A recent Fifth Circuit decision continues the trend of courts rejecting putative class and collective actions where absent class members are subject to arbitration agreements.

Exotic dancers sued A&D Interests, Inc. (doing business as the “Heartbreakers Gentlemen’s Club”) in a putative Fair Labor Standards Act collective action for allegedly misclassifying the club’s dancers as independent contractors. In re A&D Ints., Inc., – F. 4th –, 2022 WL 1315465 (5th Cir. May 3, 2022). The plaintiffs and potential opt-ins had entered into arbitration agreements (1) specifying that arbitration would be on an individual basis and (2) waiving class action participation.
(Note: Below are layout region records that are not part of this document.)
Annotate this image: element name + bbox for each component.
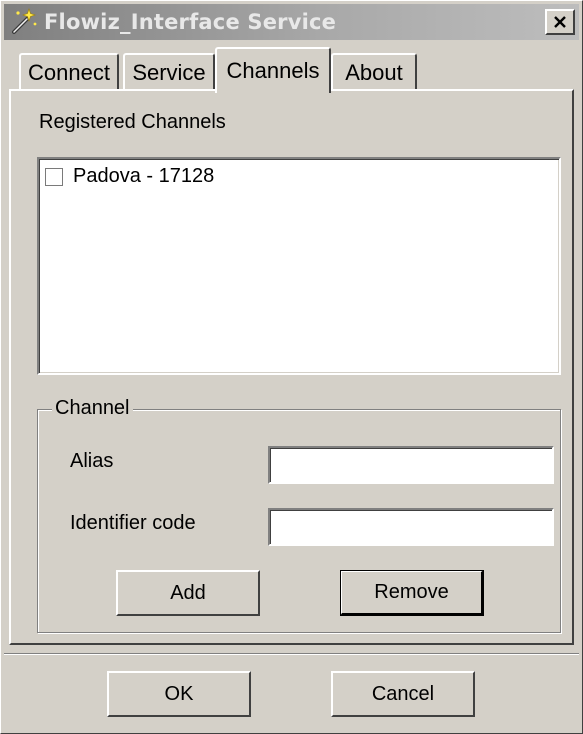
close-icon xyxy=(554,16,566,28)
dialog-window: Flowiz_Interface Service Connect Service… xyxy=(0,0,583,734)
channel-groupbox: Channel Alias Identifier code Add Remove xyxy=(37,397,561,633)
channel-group-title: Channel xyxy=(52,397,133,420)
channel-checkbox[interactable] xyxy=(45,167,63,186)
identifier-code-label: Identifier code xyxy=(70,512,196,534)
tab-channels[interactable]: Channels xyxy=(215,47,331,93)
tab-about[interactable]: About xyxy=(331,53,417,91)
footer-separator xyxy=(4,653,579,655)
channels-tab-panel: Registered Channels Padova - 17128 Chann… xyxy=(9,89,574,645)
add-button[interactable]: Add xyxy=(116,570,260,616)
alias-input[interactable] xyxy=(268,446,554,484)
registered-channels-list[interactable]: Padova - 17128 xyxy=(37,157,561,375)
tab-service[interactable]: Service xyxy=(123,53,215,91)
tab-connect[interactable]: Connect xyxy=(19,53,119,91)
list-item[interactable]: Padova - 17128 xyxy=(45,165,214,188)
channel-item-label: Padova - 17128 xyxy=(73,165,215,187)
close-button[interactable] xyxy=(545,9,575,35)
identifier-code-input[interactable] xyxy=(268,508,554,546)
alias-label: Alias xyxy=(70,450,114,472)
tab-strip: Connect Service Channels About xyxy=(9,47,569,93)
magic-wand-icon xyxy=(12,8,37,34)
remove-button[interactable]: Remove xyxy=(340,570,484,616)
registered-channels-label: Registered Channels xyxy=(39,111,226,133)
title-bar[interactable]: Flowiz_Interface Service xyxy=(4,4,579,40)
ok-button[interactable]: OK xyxy=(107,671,251,717)
cancel-button[interactable]: Cancel xyxy=(331,671,475,717)
window-title: Flowiz_Interface Service xyxy=(44,10,337,34)
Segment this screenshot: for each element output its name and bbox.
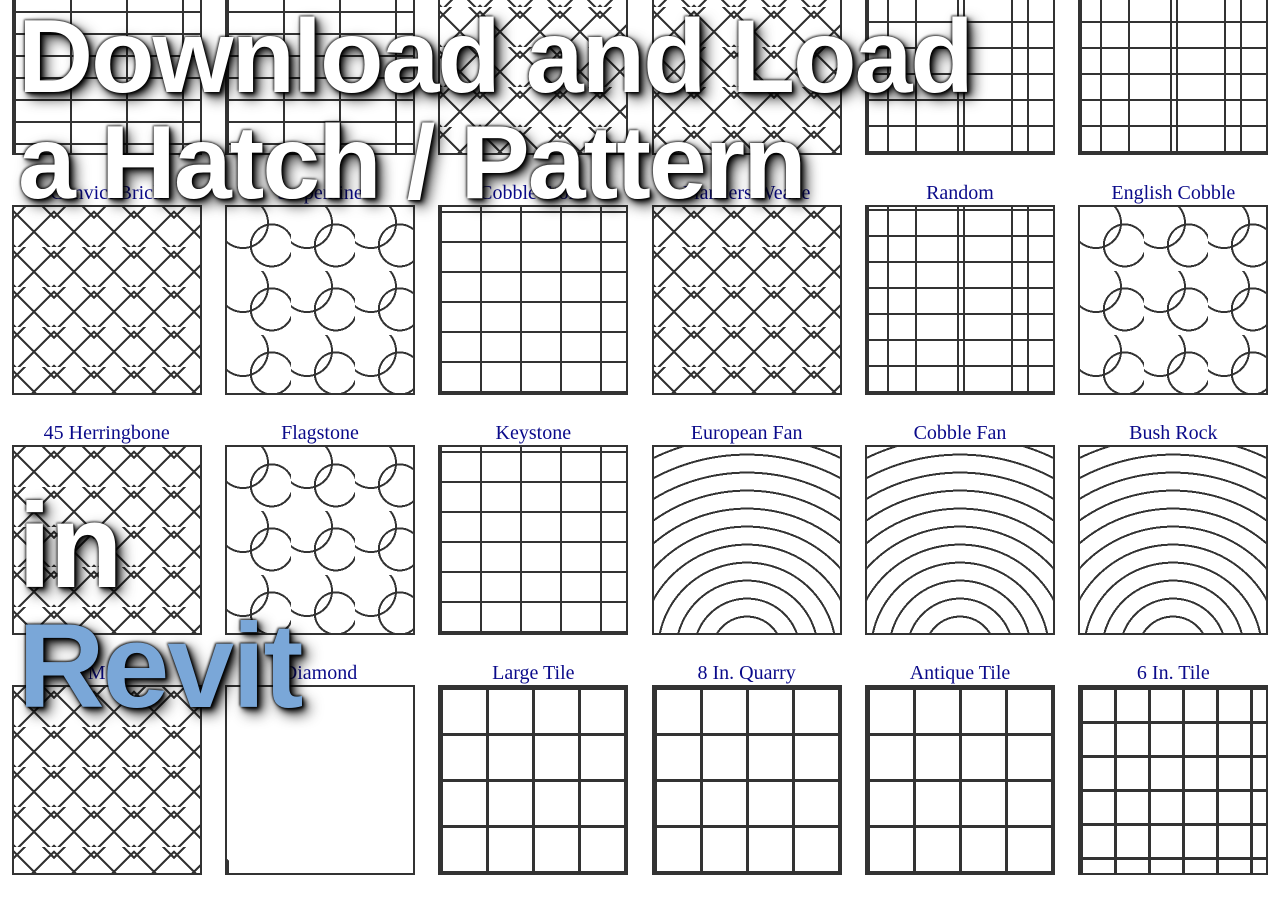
pattern-cell: Large Tile xyxy=(427,660,640,900)
pattern-swatch xyxy=(865,445,1055,635)
pattern-cell: Bush Rock xyxy=(1067,420,1280,660)
headline-line2: a Hatch / Pattern xyxy=(18,110,1262,216)
pattern-swatch xyxy=(438,205,628,395)
pattern-label: Cobble Fan xyxy=(914,422,1007,445)
pattern-swatch xyxy=(865,205,1055,395)
pattern-cell: 8 In. Quarry xyxy=(640,660,853,900)
pattern-label: 45 Herringbone xyxy=(44,422,170,445)
pattern-swatch xyxy=(1078,685,1268,875)
pattern-cell: Cobble Fan xyxy=(853,420,1066,660)
pattern-label: European Fan xyxy=(691,422,803,445)
pattern-swatch xyxy=(865,685,1055,875)
pattern-label: Keystone xyxy=(496,422,572,445)
pattern-label: 8 In. Quarry xyxy=(698,662,796,685)
pattern-swatch xyxy=(652,205,842,395)
pattern-label: Large Tile xyxy=(492,662,574,685)
pattern-swatch xyxy=(652,685,842,875)
footer-in: in xyxy=(18,486,301,606)
pattern-cell: Antique Tile xyxy=(853,660,1066,900)
pattern-cell: Keystone xyxy=(427,420,640,660)
pattern-swatch xyxy=(12,205,202,395)
pattern-swatch xyxy=(652,445,842,635)
footer-appname: Revit xyxy=(18,606,301,726)
pattern-label: Bush Rock xyxy=(1129,422,1217,445)
pattern-swatch xyxy=(438,445,628,635)
pattern-label: Antique Tile xyxy=(910,662,1011,685)
pattern-swatch xyxy=(1078,205,1268,395)
footer-caption: in Revit xyxy=(18,486,301,726)
pattern-label: 6 In. Tile xyxy=(1137,662,1210,685)
pattern-cell: European Fan xyxy=(640,420,853,660)
pattern-swatch xyxy=(1078,445,1268,635)
pattern-cell: 6 In. Tile xyxy=(1067,660,1280,900)
pattern-label: Flagstone xyxy=(281,422,359,445)
headline-line1: Download and Load xyxy=(18,4,1262,110)
pattern-swatch xyxy=(438,685,628,875)
headline: Download and Load a Hatch / Pattern xyxy=(18,4,1262,216)
pattern-swatch xyxy=(225,205,415,395)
The district court nevertheless granted the plaintiffs’ motion to proceed with the collective action and issuance of notice because (1) the club had not moved to compel arbitration and (2) the agreements did not mention collective (as opposed to class) actions.

The club petitioned the Fifth Circuit for writ of mandamus, arguing that the district court’s order contravened In re JPMorgan Chase & Co., 916 F.3d 494, 501 (5th Cir. 2019), which held that “district courts may not send notice to an employee with a valid arbitration agreement unless the record shows that nothing in the agreement would prohibit that employee from participating in the collective action.” A split panel of the Fifth Circuit agreed, reasoning that the plaintiffs’ agreements to submit disputes to individual arbitration foreclosed collective actions even if the class action waivers did not. The majority also rejected the district court’s (and the dissent’s) view that the relevant clauses should “lie dormant until a party moves to compel arbitration,” and further noted that the club did attempt to enforce the arbitration agreements by opposing the collective action.

Concluding that “the district court clearly and indisputably erred” in approving notice to opt-in plaintiffs who would be contractually barred from participating in a collective action, the majority granted the club’s petition. In re A&D reaffirms the potential of arbitration agreements as an effective defense against class and collective actions – one that defendants may be able to invoke without even moving to compel arbitration of the named plaintiff’s claims.